On October 14, 2006, a Toronto 47-year-old labourer was convicted of sexual assault causing bodily harm for giving his 5-year-old daughter gonorrhea. Now divorced and HIV-infected, the Toronto man cannot be named by court order. He sat in a wheelchair and showed no emotion as Justice Bonnie Croll reviewed the evidence of his "despicable" conduct. Tests showed that his daughter had the same strain of gonorrhea as he did. Even though the little girl was suffering from a painful urinary problem in July 2001, the accused didn't tell his then-wife he had gonorrhea, which would have allowed his daughter to be immediately and properly treated, the judge said. Later at the hospital, the girl was "screaming in pain. The judge said the sexually transmitted disease could cause the girl to suffer future fertility problems. The father claimed the girl might have gotten the disease from sitting on the home's toilet seat, sharing towels, touching his dirty laundry, or from bed sheets after sleeping in the same bed. The judge didn’t except that lame explanation. A doctor called by prosecutor Colleen Hepburn testified that such non-sexual transmission is highly improbable. Even one of the defence experts admitted it was extremely rare. The man's former wife testified that while their daughter was sitting on the toilet she told her, "Daddy put his peepee in my bum." The judge found that evidence credible. The father was found guilty of sexual assault causing bodily harm and sexual interference, but not guilty of criminal negligence causing bodily harm or aggravated sexual assault endangering life. I don’t know what sentence he got but I imagine it was a penitentiary term of more than two years.
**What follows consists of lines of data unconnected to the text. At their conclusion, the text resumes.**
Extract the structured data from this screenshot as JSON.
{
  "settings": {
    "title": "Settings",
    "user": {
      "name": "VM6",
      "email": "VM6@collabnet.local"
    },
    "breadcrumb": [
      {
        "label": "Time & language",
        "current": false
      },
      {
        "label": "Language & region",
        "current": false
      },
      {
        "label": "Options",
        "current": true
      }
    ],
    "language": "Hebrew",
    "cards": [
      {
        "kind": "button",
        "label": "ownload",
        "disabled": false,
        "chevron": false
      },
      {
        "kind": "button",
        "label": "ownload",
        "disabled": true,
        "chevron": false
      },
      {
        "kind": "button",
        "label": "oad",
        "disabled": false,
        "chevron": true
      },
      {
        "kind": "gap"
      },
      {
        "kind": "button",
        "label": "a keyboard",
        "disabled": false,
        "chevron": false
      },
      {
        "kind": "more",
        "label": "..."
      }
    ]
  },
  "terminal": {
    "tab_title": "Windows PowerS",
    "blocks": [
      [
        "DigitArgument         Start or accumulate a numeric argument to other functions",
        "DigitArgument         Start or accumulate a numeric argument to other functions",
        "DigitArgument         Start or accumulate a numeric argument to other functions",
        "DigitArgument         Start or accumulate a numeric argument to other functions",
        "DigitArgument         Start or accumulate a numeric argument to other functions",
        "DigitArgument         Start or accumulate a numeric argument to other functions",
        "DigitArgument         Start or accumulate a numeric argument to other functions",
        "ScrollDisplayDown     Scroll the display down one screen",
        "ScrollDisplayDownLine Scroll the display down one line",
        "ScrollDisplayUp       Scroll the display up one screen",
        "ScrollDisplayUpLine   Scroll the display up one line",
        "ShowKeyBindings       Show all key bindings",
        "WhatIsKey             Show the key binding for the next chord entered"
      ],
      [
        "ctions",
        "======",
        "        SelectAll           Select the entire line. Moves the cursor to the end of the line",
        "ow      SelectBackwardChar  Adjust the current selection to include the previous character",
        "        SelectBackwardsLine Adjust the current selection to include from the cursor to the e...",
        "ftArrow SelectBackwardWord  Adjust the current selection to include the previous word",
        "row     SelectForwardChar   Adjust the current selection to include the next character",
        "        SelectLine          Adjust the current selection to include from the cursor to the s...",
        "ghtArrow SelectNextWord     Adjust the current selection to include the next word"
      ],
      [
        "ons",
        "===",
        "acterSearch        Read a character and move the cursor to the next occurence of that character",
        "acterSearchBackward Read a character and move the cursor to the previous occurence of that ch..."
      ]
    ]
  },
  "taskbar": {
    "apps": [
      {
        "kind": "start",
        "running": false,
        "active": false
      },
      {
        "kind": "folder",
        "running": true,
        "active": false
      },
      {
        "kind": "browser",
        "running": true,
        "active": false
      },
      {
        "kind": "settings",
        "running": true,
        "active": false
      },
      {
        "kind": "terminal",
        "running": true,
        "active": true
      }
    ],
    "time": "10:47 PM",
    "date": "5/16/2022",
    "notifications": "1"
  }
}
On November 23, 2004 in Plano, Texas, Dena Schlosser, with a calm, dispassionate voice and a hymn playing in the background, confessed to the unthinkable, telling a 911 operator she'd cut off the arms of her baby girl. When police arrived, her nearly 11-month-old daughter lay fatally injured in a crib in a bedroom of the family's apartment. The child died shortly afterward at a hospital. The police charged the 35-year-old mother with capital murder. Schlosser, who had a history of postpartum depression, had been investigated on child neglect allegations earlier that year, but Texas Child Protective Services had closed a seven-month investigation, concluding that Schlosser did not pose a risk to her children. Neighbors said she seemed to be a loving, attentive mother. A capital murder charge in Texas carries only two possible sentences: life in prison or the death penalty.

I think this is all that you and I both should be subjected to at this present time.